Implement a method `getHingeLoss` that expects parameters $x_1$, $x_2$ and, additionally, a keyword parameter `gap` with a default value of $1.0$.

### Task 5: Implement the weight update

Based on the hinge loss, we can construct a weight update rule and repeatedly update the weights.

The goal of repeated weight updates is to adjust the decision boundary of the classifier, such that it classifies the training examples correctly.

For each training example, we calculate the weight change $\Delta \mathbf{w}$ and then update the weights using $\Delta \mathbf{w}$. The update rule is given as:

$$
\mathbf{w} = \mathbf{w} - 0.1 \cdot \Delta \mathbf{w}
$$

where the weight change is given by:

$$
\begin{align}
\Delta \mathbf{w}  = \begin{cases}
    - [x_1 \cdot y, x_2 \cdot y], & \qquad \text{if} \quad \text{Loss}_{hinge}(\mathbf{x}, y, \mathbf{w}) > 0\\
    0, & \qquad \text{otherwise}.
  \end{cases}
\end{align}
$$

Note: We obtain the weight change by calculating the partial derivatives of the loss with respect to each weight.
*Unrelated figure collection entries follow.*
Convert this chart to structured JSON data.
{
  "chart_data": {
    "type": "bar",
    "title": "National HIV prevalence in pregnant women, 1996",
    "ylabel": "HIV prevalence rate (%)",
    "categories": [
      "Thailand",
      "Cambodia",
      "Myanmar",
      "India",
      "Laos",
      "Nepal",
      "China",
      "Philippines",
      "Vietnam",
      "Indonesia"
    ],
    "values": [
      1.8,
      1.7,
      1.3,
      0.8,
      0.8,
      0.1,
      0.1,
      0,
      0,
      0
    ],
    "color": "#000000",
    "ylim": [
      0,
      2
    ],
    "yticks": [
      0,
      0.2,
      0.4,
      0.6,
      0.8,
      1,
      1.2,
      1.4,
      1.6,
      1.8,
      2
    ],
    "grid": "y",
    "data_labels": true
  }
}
Example for $w_1$:
$$
\begin{align}
\frac{\partial \text{Loss}_{hinge}(\mathbf{x}, y, \mathbf{w})}{\partial w_1} &= \frac{\partial}{\partial w_1} (\text{gap} - (w_1 \cdot x_1 + w_2 \cdot x_2) \cdot y)\\
   &= \frac{\partial}{\partial w_1} \text{gap} - \frac{\partial}{\partial w_1} (w_1 \cdot x_1 + w_2 \cdot x_2) \cdot y)\\
   &= 0 - \frac{\partial}{\partial w_1} (w_1 \cdot x_1 + w_2 \cdot x_2) \cdot \frac{\partial}{\partial (w_1 \cdot x_1 + w_2 \cdot x_2)} (w_1 \cdot x_1 + w_2 \cdot x_2) \cdot y \\
   &= 0 - \frac{\partial}{\partial w_1} (w_1 \cdot x_1 \cdot + w_2 \cdot x_2)  \cdot y\\
   &= 0 - \frac{\partial}{\partial w_1} (w_1 \cdot x_1 \cdot y)  \cdot y\\
   &= - x_1 \cdot y\\
\end{align}
$$

The derivates for $w_2$ are computed analogously.
The weight change $\Delta \mathbf{w}$ is just the vector of these partial derivatives.

#### Implement the update rule in a method `train`. This method expects $x_1$, $x_2$ and $y$ as parameters. You may also include an optional `eta` parameter for the learning rate, which is currently set to a fixed 0.1.
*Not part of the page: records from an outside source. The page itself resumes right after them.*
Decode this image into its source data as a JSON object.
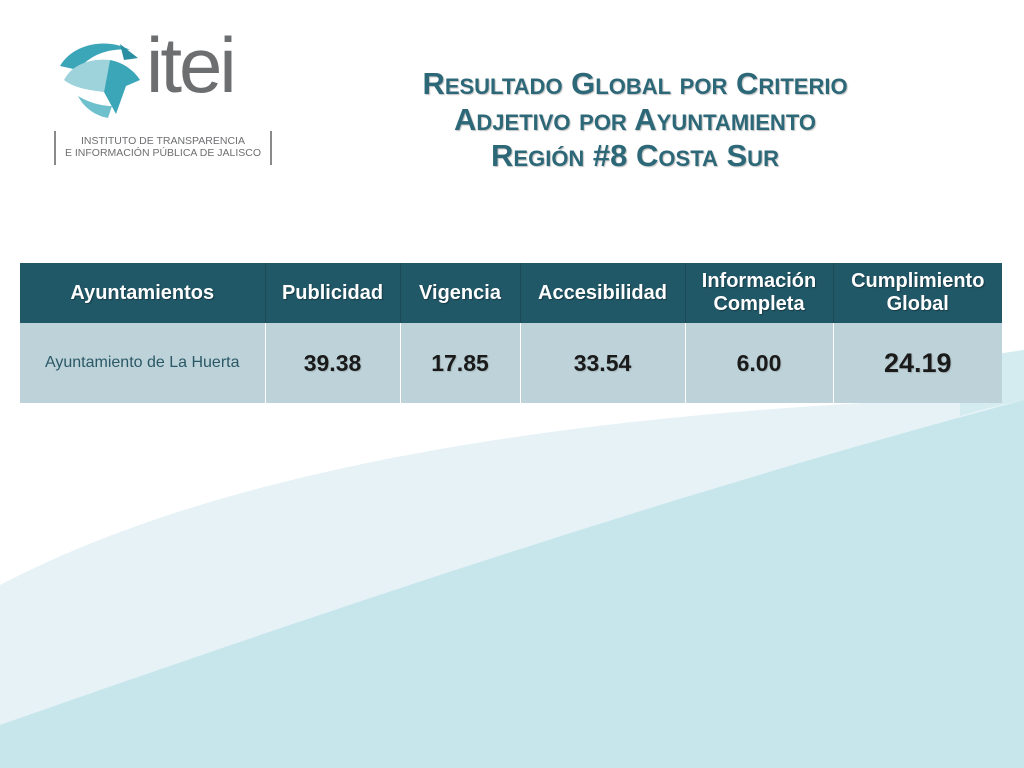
{
  "logo": {
    "word": "itei",
    "subtitle_line1": "INSTITUTO DE TRANSPARENCIA",
    "subtitle_line2": "E INFORMACIÓN PÚBLICA DE JALISCO",
    "colors": {
      "teal": "#3ba6b8",
      "light_teal": "#9fd3dc",
      "gray": "#6d6e70"
    }
  },
  "title": {
    "line1": "Resultado Global por Criterio",
    "line2": "Adjetivo por Ayuntamiento",
    "line3": "Región #8 Costa Sur",
    "color": "#2c6878"
  },
  "table": {
    "headers": {
      "ayuntamientos": "Ayuntamientos",
      "publicidad": "Publicidad",
      "vigencia": "Vigencia",
      "accesibilidad": "Accesibilidad",
      "informacion_line1": "Información",
      "informacion_line2": "Completa",
      "cumplimiento_line1": "Cumplimiento",
      "cumplimiento_line2": "Global"
    },
    "rows": [
      {
        "ayuntamiento": "Ayuntamiento de La Huerta",
        "publicidad": "39.38",
        "vigencia": "17.85",
        "accesibilidad": "33.54",
        "informacion_completa": "6.00",
        "cumplimiento_global": "24.19"
      }
    ],
    "colors": {
      "header_bg": "#215868",
      "row_bg": "#bed3d9"
    }
  }
}
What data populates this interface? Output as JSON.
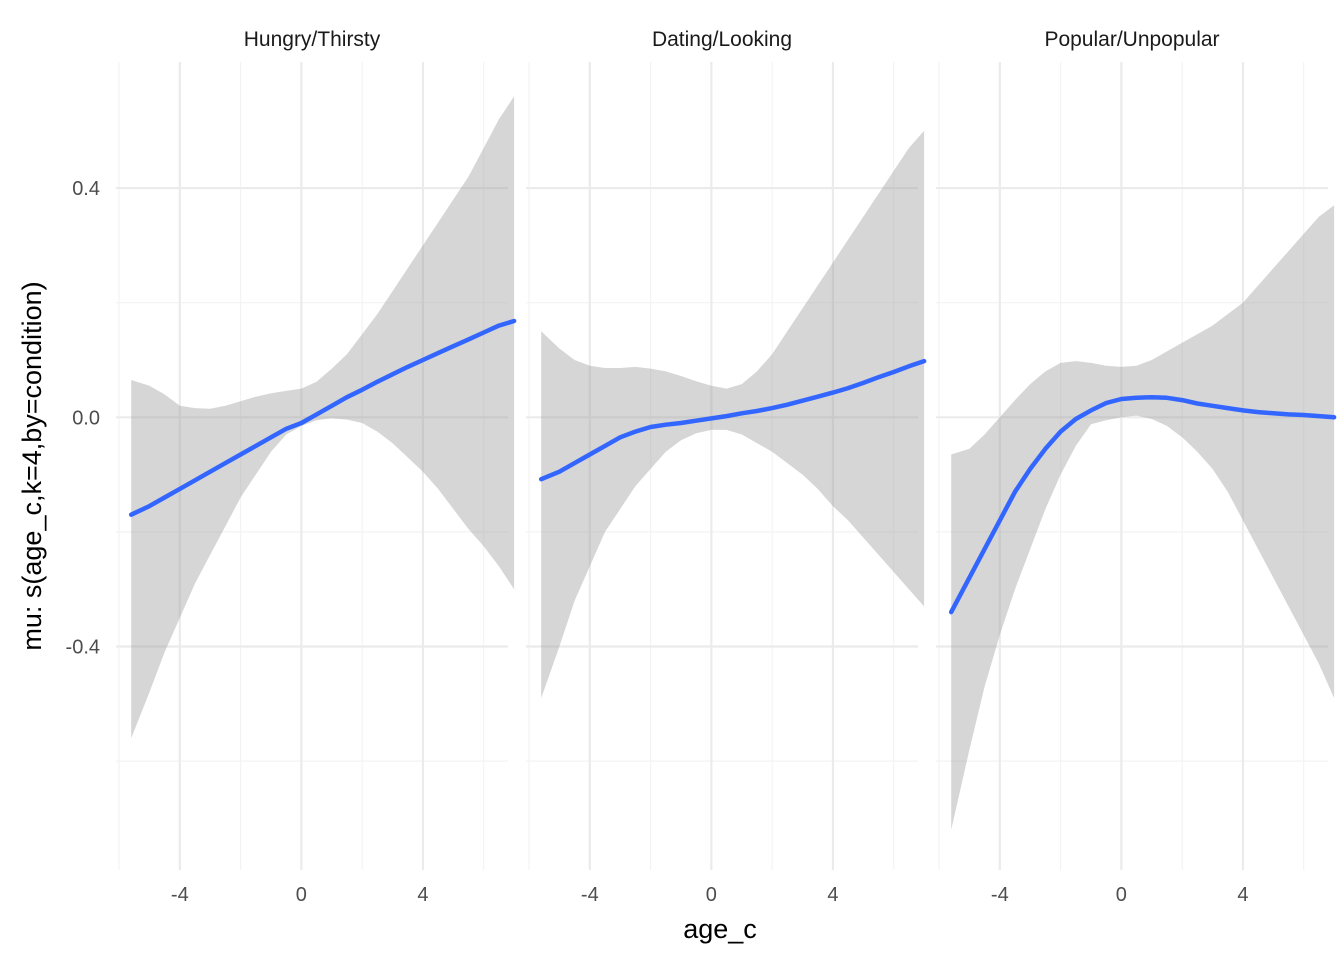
{
  "chart_data": {
    "type": "line",
    "facet_by": "condition",
    "xlabel": "age_c",
    "ylabel": "mu: s(age_c,k=4,by=condition)",
    "xlim": [
      -6.1,
      6.8
    ],
    "ylim": [
      -0.79,
      0.62
    ],
    "x_ticks": [
      -4,
      0,
      4
    ],
    "x_tick_labels": [
      "-4",
      "0",
      "4"
    ],
    "y_ticks": [
      0.4,
      0.0,
      -0.4
    ],
    "y_tick_labels": [
      "0.4",
      "0.0",
      "-0.4"
    ],
    "grid": true,
    "legend": "none",
    "line_color": "#3366ff",
    "ribbon_color": "#999999",
    "panels": [
      {
        "title": "Hungry/Thirsty",
        "x": [
          -5.6,
          -5.0,
          -4.5,
          -4.0,
          -3.5,
          -3.0,
          -2.5,
          -2.0,
          -1.5,
          -1.0,
          -0.5,
          0.0,
          0.5,
          1.0,
          1.5,
          2.0,
          2.5,
          3.0,
          3.5,
          4.0,
          4.5,
          5.0,
          5.5,
          6.0,
          6.5,
          7.0
        ],
        "fit": [
          -0.17,
          -0.155,
          -0.14,
          -0.125,
          -0.11,
          -0.095,
          -0.08,
          -0.065,
          -0.05,
          -0.035,
          -0.02,
          -0.01,
          0.005,
          0.02,
          0.035,
          0.048,
          0.062,
          0.075,
          0.088,
          0.1,
          0.112,
          0.124,
          0.136,
          0.148,
          0.16,
          0.168
        ],
        "lower": [
          -0.56,
          -0.48,
          -0.41,
          -0.35,
          -0.29,
          -0.24,
          -0.19,
          -0.14,
          -0.1,
          -0.06,
          -0.03,
          -0.015,
          -0.005,
          -0.002,
          -0.004,
          -0.01,
          -0.025,
          -0.045,
          -0.07,
          -0.095,
          -0.125,
          -0.16,
          -0.195,
          -0.225,
          -0.26,
          -0.3
        ],
        "upper": [
          0.065,
          0.055,
          0.04,
          0.02,
          0.016,
          0.015,
          0.02,
          0.028,
          0.036,
          0.042,
          0.046,
          0.05,
          0.062,
          0.085,
          0.11,
          0.145,
          0.18,
          0.22,
          0.26,
          0.3,
          0.34,
          0.38,
          0.42,
          0.47,
          0.52,
          0.56
        ]
      },
      {
        "title": "Dating/Looking",
        "x": [
          -5.6,
          -5.0,
          -4.5,
          -4.0,
          -3.5,
          -3.0,
          -2.5,
          -2.0,
          -1.5,
          -1.0,
          -0.5,
          0.0,
          0.5,
          1.0,
          1.5,
          2.0,
          2.5,
          3.0,
          3.5,
          4.0,
          4.5,
          5.0,
          5.5,
          6.0,
          6.5,
          7.0
        ],
        "fit": [
          -0.108,
          -0.095,
          -0.08,
          -0.065,
          -0.05,
          -0.035,
          -0.025,
          -0.017,
          -0.013,
          -0.01,
          -0.006,
          -0.002,
          0.002,
          0.007,
          0.011,
          0.016,
          0.022,
          0.029,
          0.036,
          0.043,
          0.051,
          0.06,
          0.07,
          0.079,
          0.089,
          0.098
        ],
        "lower": [
          -0.49,
          -0.4,
          -0.32,
          -0.26,
          -0.2,
          -0.16,
          -0.12,
          -0.09,
          -0.06,
          -0.04,
          -0.028,
          -0.022,
          -0.022,
          -0.03,
          -0.045,
          -0.06,
          -0.08,
          -0.1,
          -0.125,
          -0.155,
          -0.18,
          -0.21,
          -0.24,
          -0.27,
          -0.3,
          -0.33
        ],
        "upper": [
          0.15,
          0.12,
          0.1,
          0.09,
          0.086,
          0.086,
          0.088,
          0.085,
          0.08,
          0.072,
          0.063,
          0.055,
          0.05,
          0.058,
          0.08,
          0.11,
          0.15,
          0.19,
          0.23,
          0.27,
          0.31,
          0.35,
          0.39,
          0.43,
          0.47,
          0.5
        ]
      },
      {
        "title": "Popular/Unpopular",
        "x": [
          -5.6,
          -5.0,
          -4.5,
          -4.0,
          -3.5,
          -3.0,
          -2.5,
          -2.0,
          -1.5,
          -1.0,
          -0.5,
          0.0,
          0.5,
          1.0,
          1.5,
          2.0,
          2.5,
          3.0,
          3.5,
          4.0,
          4.5,
          5.0,
          5.5,
          6.0,
          6.5,
          7.0
        ],
        "fit": [
          -0.34,
          -0.28,
          -0.23,
          -0.18,
          -0.13,
          -0.09,
          -0.055,
          -0.025,
          -0.003,
          0.012,
          0.025,
          0.032,
          0.034,
          0.035,
          0.034,
          0.03,
          0.024,
          0.02,
          0.016,
          0.012,
          0.009,
          0.007,
          0.005,
          0.004,
          0.002,
          0.0
        ],
        "lower": [
          -0.72,
          -0.58,
          -0.47,
          -0.38,
          -0.3,
          -0.23,
          -0.16,
          -0.1,
          -0.05,
          -0.012,
          -0.005,
          0.0,
          0.003,
          -0.003,
          -0.015,
          -0.035,
          -0.06,
          -0.09,
          -0.13,
          -0.18,
          -0.23,
          -0.28,
          -0.33,
          -0.38,
          -0.43,
          -0.49
        ],
        "upper": [
          -0.065,
          -0.055,
          -0.03,
          0.0,
          0.03,
          0.058,
          0.08,
          0.095,
          0.098,
          0.095,
          0.09,
          0.088,
          0.09,
          0.1,
          0.115,
          0.13,
          0.145,
          0.16,
          0.18,
          0.2,
          0.23,
          0.26,
          0.29,
          0.32,
          0.35,
          0.37
        ]
      }
    ]
  }
}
### Task 6: Train the classifier until it predicts all training points correctly

Steps:
- Loop over a number of epochs (e.g. 100)
    - Initialize a variable `trainLoss = 0`
    - Loop over all training examples
        - Call `train` on each example
        - Call `getHingeLoss` on each example and add the loss to `trainLoss`
    - Print the average `trainLoss`
- Verify that your classifier now makes correct predictions using the method `printStats`

In [None]:
classifier = BinaryClassifier(w1, w2)
n_epochs = 60
eta = 0.05

for epoch in range(n_epochs):
    trainLoss = 0.
    # TODO: iterate over training data here
    # Calculate the loss (sum up and average/epoch) using the getHingeLoss function
    # Train the classifier using your .train method 
    # Check if your predictions are correct by printing results



### Congratulations! You have implemented the core machinery of machine learning algorithms.